Виктор Максимович стал подробно объяснять журналисту, почему он винтовому аппарату предпочел махолет, а потом постепенно разошелся и выложил свое жизненное кредо.
— Человек должен взлететь сам, без мотора, — сказал он, — вся трагедия мировой истории в том, что человек, пытаясь удовлетворить свою самую коренную жажду, жажду свободы, все больше и больше закабаляется. Тысячелетия человеческой истории превратили его психологию в авгиевы конюшни. Только взлетев, он промоет свою душу и поймет истинную цену земной жизни — идеям, вещам, людям…
Внезапно он прервался, оглядел нас своим кротким и неукротимым взглядом, потом налил полстакана коньяка, поставил его в тарелку, набросал туда несколько кружков колбасы, ломоть лаваша и сказал:
— Людочка, отнеси моему стражу.
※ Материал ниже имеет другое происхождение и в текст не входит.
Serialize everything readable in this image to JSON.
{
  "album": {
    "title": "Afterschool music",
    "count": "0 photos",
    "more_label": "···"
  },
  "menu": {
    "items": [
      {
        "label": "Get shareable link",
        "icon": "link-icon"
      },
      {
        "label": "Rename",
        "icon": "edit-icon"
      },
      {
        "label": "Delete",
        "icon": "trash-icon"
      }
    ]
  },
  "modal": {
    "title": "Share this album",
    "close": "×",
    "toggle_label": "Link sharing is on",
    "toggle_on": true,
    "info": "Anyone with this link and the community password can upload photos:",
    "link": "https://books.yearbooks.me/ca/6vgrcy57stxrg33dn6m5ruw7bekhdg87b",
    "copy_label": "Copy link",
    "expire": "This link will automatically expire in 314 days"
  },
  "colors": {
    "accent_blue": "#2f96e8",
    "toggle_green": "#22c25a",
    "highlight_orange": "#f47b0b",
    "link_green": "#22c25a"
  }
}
От тебя ему приятней будет получить угощение… Фонарь лежит на кухонном столе.
Девушка принесла фонарь, зажгла его, взяла в руки тарелку и скрылась в темноте, как светлячок, сама себе освещая дорогу.
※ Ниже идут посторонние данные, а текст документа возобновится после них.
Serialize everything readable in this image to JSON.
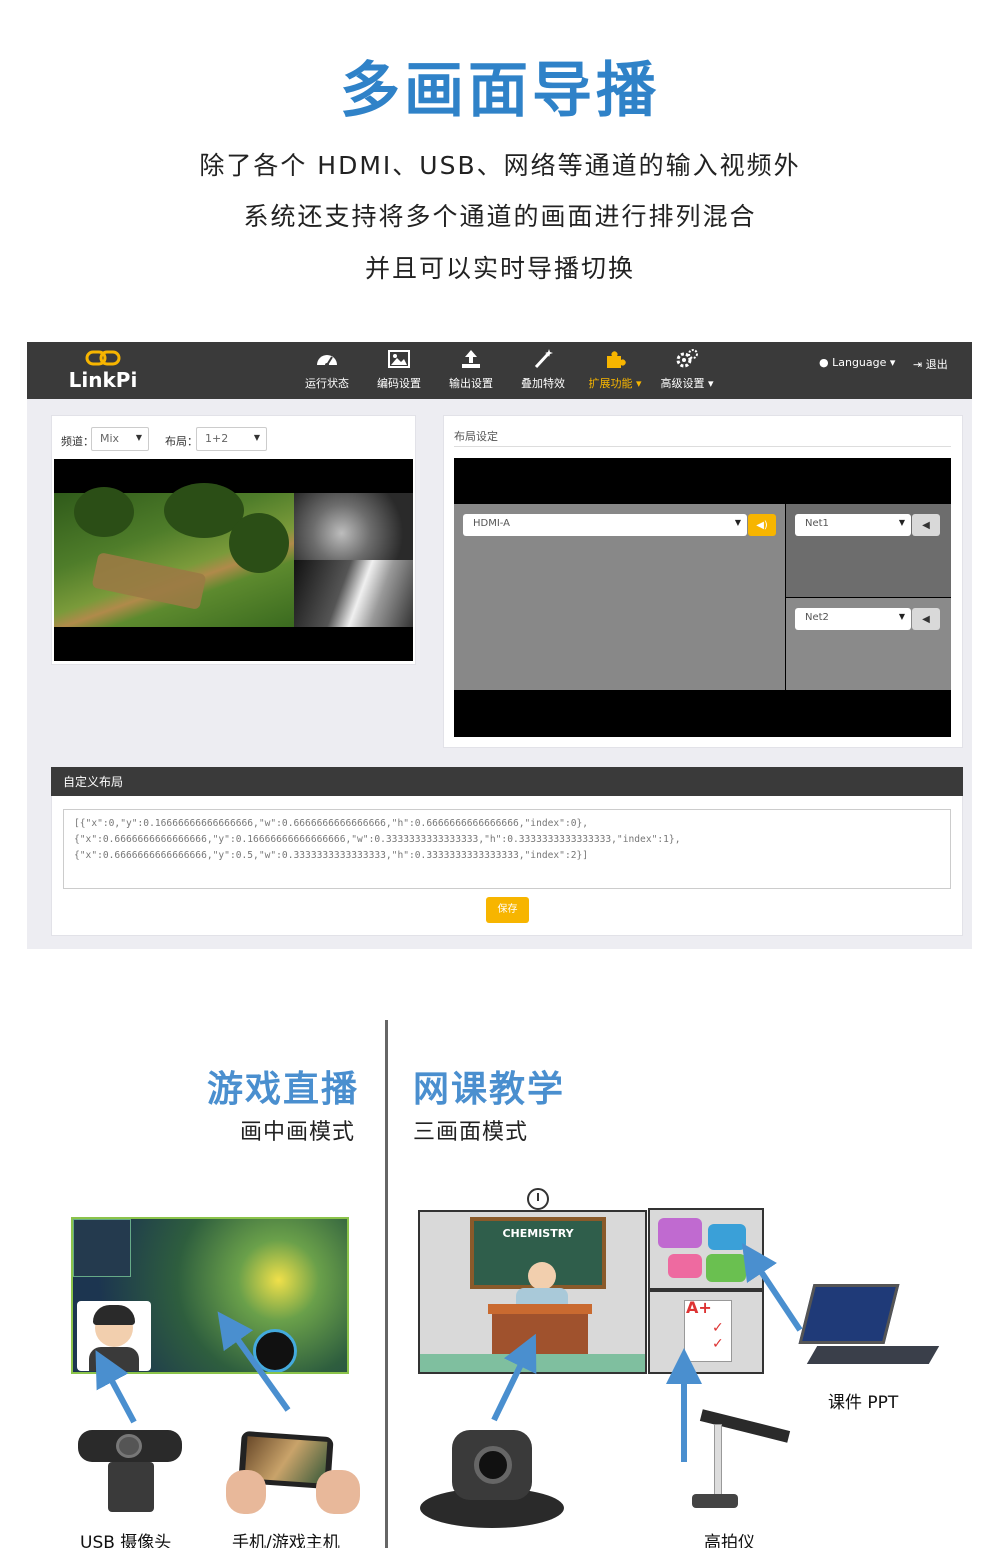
{
  "hero": {
    "title": "多画面导播",
    "lines": [
      "除了各个 HDMI、USB、网络等通道的输入视频外",
      "系统还支持将多个通道的画面进行排列混合",
      "并且可以实时导播切换"
    ]
  },
  "app": {
    "brand": "LinkPi",
    "nav": [
      {
        "label": "运行状态",
        "icon": "dashboard-icon"
      },
      {
        "label": "编码设置",
        "icon": "image-icon"
      },
      {
        "label": "输出设置",
        "icon": "upload-icon"
      },
      {
        "label": "叠加特效",
        "icon": "magic-wand-icon"
      },
      {
        "label": "扩展功能",
        "icon": "puzzle-icon",
        "active": true
      },
      {
        "label": "高级设置",
        "icon": "gears-icon"
      }
    ],
    "language_label": "Language",
    "logout_label": "退出",
    "preview": {
      "channel_label": "频道：",
      "channel_value": "Mix",
      "layout_label": "布局：",
      "layout_value": "1+2"
    },
    "layout_panel": {
      "title": "布局设定",
      "main_source": "HDMI-A",
      "source2": "Net1",
      "source3": "Net2"
    },
    "custom_layout": {
      "title": "自定义布局",
      "json_lines": [
        "[{\"x\":0,\"y\":0.16666666666666666,\"w\":0.6666666666666666,\"h\":0.6666666666666666,\"index\":0},",
        "{\"x\":0.6666666666666666,\"y\":0.16666666666666666,\"w\":0.3333333333333333,\"h\":0.3333333333333333,\"index\":1},",
        "{\"x\":0.6666666666666666,\"y\":0.5,\"w\":0.3333333333333333,\"h\":0.3333333333333333,\"index\":2}]"
      ],
      "save_label": "保存"
    },
    "colors": {
      "navbar": "#3a3a3a",
      "accent": "#f7b500"
    }
  },
  "bottom": {
    "game": {
      "title": "游戏直播",
      "subtitle": "画中画模式",
      "cap_camera": "USB 摄像头",
      "cap_phone": "手机/游戏主机"
    },
    "class": {
      "title": "网课教学",
      "subtitle": "三画面模式",
      "board_text": "CHEMISTRY",
      "cap_ppt": "课件 PPT",
      "cap_doc_cam": "高拍仪"
    },
    "accent": "#4a8fcf"
  }
}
— Человек должен взлететь, иначе все мы погибнем, а вместе с нами и вся мировая культура, — продолжал Виктор Максимович, разлив коньяк по рюмкам и кивнув на свой махолет, который, казалось, прислушивается к нему, — это двенадцатый аппарат, который я сконструировал за свою жизнь. Шесть из них вдребезги разбились. Два — на земле, а четыре начали разваливаться в воздухе. Кто хотя бы на минуту испытал свободное парение в небе, тот не может не возвратиться на землю обновленным человеком. Он поймет, что это возможно, и будет бесконечно искать во всех формах земной жизни повторения этого счастья распахнутого полета. Он будет искать и добиваться его в книгах, в любви, в дружбе, в работе, во всем! Он приучится чувствовать проявление малейшей пошлости и подлости как омерзительного выражения антиполета, антипарения, как предательства своего собственного испытанного в полете счастья. Человечество ждет великое самовоспитание через полет и парение. Разумеется, это произойдет не в один день. Но когда появятся надежные варианты аппарата и наладится их промышленное производство, они будут ненамного дороже хорошего зонтика.
Сегодня нас, изобретателей подобных аппаратов, никто не поддерживает — ни спортивные организации, ни конструкторские бюро, ни министерства. Но мы должны доказать и докажем свою правоту.
— А много вас? — спросил я и, не вполне уверенный в уместности своего желания, потянулся за грушей.
— Я переписываюсь с двумя, — сказал Виктор Максимович, — один живет в Армавире, другой — в Полтаве. Но, наверное, есть еще.
— Да, есть, — подтвердил журналист, — к нам поступают сведения об этом. Но пока их мало.
Внезапно деревья сада и беседка озарились голубоватым мертвенным светом, и махолет побелел в этом свете, словно оголился. Это далекий пограничный прожектор на несколько мгновений просочился в сад, безмолвно вгляделся в него и унесся дальше шарить по берегу.
— С каждым годом их будет все больше, — сказал Виктор Максимович, — это неизбежно. Человек должен взлететь, и он взлетит. Никакая диктатура не сможет управлять летающими людьми, потому что у летающего человека будет совсем другая психология.
— А разве ваш милиционер не сможет пристрелить летающего человека? — спросил журналист.
Из темноты пришла девушка и поставила на стол тарелку и стакан.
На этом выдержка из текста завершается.